Mrs Ford wafted over to me with a rattle of plastic bangles. ‘How’s it coming along, Toria?’
‘It’s OK. I think I’m going to leave all of these out –’ I gestured to some pop-arty, Lichtenstein-looking numbers – ‘and just go with the collages. I’m not sure they hang well together.’
Mrs Ford hmmmed.
‘The collages are certainly more your style, but don’t be afraid to be diverse too. You can group them in sets. Can I see the moving collages?’
‘Sure.’ I opened up my laptop and found the files.
‘Oh, these are very good. I love that – and I mean this in the nicest possible way – they’re so … tacky and shallow.’
That was exactly what I’d been going for. I wanted everything to feel mass-produced, almost cheap and nasty. ‘It’s intentional! Honestly!’
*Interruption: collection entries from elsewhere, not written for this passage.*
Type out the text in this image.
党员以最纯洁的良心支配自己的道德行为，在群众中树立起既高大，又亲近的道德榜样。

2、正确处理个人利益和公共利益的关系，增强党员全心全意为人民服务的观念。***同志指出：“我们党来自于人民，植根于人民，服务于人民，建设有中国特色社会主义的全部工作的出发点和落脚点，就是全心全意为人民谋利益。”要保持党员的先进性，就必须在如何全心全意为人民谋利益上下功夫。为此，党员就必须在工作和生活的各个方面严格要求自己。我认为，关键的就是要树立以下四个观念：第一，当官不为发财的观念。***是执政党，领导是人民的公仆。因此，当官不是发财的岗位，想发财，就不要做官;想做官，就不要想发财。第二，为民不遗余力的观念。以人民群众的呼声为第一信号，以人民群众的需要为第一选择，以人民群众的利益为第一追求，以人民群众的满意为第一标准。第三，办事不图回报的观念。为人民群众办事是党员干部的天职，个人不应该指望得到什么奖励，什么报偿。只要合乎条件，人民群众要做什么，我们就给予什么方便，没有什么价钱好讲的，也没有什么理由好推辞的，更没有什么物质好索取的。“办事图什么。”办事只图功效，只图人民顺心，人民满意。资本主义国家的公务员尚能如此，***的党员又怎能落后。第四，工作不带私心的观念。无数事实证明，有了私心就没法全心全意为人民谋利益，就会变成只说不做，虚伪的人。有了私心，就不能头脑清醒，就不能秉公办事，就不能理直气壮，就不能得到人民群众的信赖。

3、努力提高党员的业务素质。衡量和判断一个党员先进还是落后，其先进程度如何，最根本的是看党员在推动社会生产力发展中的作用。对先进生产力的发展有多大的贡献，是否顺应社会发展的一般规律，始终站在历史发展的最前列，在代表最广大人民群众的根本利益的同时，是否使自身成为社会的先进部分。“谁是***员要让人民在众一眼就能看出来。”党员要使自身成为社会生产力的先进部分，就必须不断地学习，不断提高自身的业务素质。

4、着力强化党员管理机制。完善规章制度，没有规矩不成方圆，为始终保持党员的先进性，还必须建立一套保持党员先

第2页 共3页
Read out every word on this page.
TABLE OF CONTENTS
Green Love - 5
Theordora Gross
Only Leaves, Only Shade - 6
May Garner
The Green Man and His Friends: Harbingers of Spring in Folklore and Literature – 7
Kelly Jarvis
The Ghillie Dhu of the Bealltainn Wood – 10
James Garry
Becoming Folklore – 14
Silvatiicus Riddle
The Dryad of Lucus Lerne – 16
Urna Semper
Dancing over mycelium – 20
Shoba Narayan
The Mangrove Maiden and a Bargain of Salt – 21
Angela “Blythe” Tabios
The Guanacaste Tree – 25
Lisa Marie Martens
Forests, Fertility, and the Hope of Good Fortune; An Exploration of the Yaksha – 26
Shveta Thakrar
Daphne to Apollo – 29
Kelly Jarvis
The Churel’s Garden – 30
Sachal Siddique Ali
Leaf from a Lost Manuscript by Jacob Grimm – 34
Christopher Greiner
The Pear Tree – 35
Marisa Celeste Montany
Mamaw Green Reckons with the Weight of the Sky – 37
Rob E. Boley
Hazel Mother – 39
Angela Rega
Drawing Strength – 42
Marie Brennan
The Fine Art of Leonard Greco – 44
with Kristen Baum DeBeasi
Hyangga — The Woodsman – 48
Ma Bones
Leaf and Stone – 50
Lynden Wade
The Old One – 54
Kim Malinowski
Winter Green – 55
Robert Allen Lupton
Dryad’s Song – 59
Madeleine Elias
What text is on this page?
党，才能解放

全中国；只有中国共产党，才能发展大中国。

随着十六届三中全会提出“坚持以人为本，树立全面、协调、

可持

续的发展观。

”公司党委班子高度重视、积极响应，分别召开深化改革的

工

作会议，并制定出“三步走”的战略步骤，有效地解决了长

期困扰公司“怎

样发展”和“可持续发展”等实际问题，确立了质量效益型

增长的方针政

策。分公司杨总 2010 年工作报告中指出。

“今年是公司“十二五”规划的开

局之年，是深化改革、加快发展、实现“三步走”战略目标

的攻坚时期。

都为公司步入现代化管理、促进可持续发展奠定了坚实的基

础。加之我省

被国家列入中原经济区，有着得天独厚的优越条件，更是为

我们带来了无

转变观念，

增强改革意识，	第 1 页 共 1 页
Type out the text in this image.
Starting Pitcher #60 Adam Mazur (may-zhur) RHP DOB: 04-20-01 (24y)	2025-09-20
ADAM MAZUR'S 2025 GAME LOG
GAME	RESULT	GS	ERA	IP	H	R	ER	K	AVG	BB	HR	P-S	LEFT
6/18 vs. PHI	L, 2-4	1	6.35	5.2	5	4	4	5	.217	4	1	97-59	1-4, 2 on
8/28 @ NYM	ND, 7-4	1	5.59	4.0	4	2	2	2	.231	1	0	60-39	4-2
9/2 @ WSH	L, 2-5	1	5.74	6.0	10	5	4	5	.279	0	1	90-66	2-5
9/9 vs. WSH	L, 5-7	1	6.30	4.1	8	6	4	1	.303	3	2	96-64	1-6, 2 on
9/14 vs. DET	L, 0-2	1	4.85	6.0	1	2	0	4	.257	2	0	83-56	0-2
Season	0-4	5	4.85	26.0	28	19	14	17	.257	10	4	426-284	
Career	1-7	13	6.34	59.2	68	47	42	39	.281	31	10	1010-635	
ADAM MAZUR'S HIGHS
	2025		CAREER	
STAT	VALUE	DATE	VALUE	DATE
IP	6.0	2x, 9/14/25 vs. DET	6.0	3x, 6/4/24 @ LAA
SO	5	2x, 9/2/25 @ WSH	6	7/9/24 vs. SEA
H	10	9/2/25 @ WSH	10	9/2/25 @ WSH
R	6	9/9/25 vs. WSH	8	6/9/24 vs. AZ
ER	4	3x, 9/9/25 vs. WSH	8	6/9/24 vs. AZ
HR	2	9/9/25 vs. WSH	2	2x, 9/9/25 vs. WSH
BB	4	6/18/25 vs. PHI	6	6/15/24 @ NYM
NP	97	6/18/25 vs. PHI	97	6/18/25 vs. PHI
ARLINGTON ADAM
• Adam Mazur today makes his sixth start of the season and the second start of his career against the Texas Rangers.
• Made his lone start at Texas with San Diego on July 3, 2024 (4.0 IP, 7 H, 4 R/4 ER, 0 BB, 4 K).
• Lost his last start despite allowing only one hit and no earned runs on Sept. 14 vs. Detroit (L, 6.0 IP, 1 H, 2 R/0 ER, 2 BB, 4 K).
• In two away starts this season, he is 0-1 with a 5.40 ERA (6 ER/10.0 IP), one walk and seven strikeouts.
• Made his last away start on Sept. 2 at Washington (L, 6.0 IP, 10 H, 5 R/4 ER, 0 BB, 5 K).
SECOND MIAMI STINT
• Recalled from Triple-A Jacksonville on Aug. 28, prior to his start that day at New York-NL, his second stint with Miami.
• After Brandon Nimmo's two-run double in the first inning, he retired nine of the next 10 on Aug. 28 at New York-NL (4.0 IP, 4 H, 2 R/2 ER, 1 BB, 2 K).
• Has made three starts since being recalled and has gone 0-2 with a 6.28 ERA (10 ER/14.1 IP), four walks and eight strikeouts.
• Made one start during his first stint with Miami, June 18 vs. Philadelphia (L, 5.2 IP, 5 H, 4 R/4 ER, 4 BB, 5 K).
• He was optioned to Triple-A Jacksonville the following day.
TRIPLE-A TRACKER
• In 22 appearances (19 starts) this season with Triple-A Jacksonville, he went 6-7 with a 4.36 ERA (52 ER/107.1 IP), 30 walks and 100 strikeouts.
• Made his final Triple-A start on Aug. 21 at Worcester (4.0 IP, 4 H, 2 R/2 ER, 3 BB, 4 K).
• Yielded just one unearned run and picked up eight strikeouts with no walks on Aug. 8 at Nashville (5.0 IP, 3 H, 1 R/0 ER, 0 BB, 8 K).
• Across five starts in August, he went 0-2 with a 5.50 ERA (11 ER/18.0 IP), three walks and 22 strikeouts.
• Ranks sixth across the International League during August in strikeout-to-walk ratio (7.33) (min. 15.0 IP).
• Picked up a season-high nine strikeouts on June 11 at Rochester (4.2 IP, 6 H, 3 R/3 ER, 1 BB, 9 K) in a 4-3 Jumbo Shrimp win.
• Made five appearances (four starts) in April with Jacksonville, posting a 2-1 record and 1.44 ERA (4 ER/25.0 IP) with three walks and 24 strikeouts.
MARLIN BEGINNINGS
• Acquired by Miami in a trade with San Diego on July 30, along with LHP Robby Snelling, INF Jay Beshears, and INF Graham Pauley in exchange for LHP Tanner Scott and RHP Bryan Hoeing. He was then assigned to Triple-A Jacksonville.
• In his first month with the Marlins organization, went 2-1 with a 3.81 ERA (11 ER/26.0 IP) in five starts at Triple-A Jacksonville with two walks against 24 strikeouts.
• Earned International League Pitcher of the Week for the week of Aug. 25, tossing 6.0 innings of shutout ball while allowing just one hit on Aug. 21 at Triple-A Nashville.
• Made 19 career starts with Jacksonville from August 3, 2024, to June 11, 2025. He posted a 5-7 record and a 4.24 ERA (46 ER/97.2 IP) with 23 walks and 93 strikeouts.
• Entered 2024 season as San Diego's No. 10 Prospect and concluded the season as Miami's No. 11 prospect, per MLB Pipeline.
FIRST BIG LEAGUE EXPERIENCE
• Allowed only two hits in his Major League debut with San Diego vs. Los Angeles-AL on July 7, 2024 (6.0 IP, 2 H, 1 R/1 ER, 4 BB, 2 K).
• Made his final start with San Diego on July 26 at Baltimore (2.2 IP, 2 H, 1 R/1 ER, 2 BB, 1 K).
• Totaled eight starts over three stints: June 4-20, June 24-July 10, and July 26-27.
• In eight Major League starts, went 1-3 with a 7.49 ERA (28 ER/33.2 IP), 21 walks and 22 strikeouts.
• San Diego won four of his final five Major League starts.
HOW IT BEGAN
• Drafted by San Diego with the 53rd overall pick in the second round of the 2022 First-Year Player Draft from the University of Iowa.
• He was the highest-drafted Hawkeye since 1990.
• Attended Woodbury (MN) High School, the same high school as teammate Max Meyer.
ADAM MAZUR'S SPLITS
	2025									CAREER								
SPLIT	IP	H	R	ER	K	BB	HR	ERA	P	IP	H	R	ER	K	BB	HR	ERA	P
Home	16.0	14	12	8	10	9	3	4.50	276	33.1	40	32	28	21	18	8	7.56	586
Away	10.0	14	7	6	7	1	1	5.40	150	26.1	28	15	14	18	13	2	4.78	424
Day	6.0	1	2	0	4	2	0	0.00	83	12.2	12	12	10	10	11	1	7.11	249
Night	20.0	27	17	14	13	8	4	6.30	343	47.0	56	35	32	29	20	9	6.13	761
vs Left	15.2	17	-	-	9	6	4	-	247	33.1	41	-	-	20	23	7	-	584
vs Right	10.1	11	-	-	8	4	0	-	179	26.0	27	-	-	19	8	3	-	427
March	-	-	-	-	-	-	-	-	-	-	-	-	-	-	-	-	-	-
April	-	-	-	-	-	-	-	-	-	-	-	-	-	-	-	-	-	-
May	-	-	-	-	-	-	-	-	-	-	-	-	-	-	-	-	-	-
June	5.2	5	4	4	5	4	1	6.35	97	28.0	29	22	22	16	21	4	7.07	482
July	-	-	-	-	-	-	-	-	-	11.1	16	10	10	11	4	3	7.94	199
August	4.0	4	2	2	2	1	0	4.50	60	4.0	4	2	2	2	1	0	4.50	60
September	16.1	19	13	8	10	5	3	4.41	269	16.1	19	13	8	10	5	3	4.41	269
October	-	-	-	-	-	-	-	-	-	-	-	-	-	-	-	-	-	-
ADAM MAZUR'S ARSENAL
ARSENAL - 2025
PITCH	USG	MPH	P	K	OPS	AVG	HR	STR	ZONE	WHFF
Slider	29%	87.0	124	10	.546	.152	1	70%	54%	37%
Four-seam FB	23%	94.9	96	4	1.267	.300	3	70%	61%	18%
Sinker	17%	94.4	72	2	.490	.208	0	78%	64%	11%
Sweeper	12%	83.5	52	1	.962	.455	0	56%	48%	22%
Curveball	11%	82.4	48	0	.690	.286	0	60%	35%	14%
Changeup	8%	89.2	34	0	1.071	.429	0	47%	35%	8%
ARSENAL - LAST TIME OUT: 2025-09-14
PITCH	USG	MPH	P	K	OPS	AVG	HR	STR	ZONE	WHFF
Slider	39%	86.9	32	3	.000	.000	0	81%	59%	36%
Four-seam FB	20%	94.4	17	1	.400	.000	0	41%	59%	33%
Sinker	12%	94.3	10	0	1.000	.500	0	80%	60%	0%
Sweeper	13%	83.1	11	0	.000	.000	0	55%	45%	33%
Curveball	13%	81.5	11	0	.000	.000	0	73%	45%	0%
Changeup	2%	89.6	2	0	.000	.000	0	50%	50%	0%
‘Don’t worry, I can tell. I love the use of mock logos … MacWrongald’s, Starfucks … clever. And who’s the pink-haired girl?’ Mrs Ford pointed at a big-eyed manga kawaii girl. ‘She pops up a lot.’
I looked at my portfolio. I hadn’t realised I’d used that motif as often as I had to be honest. She was ever-present, either in portraits, holding a fish skeleton to her cheek like a rose or in duplicate like a chain of paper dolls. ‘I don’t know,’ I lied. There she was, time and time again, stuck on repeat.
‘Well, I like her!’
Yeah, I liked her too.
Oh crap, I was going to cry in public. Tears burned behind my nose. ‘Sorry, will you excuse me?’
‘Of course. Are you OK?’
‘Yeah, I’ll be fine.’ I got to the bathroom the same second I could hold it back no longer. I gripped the sink and cried.
I liked the girl with the pink hair.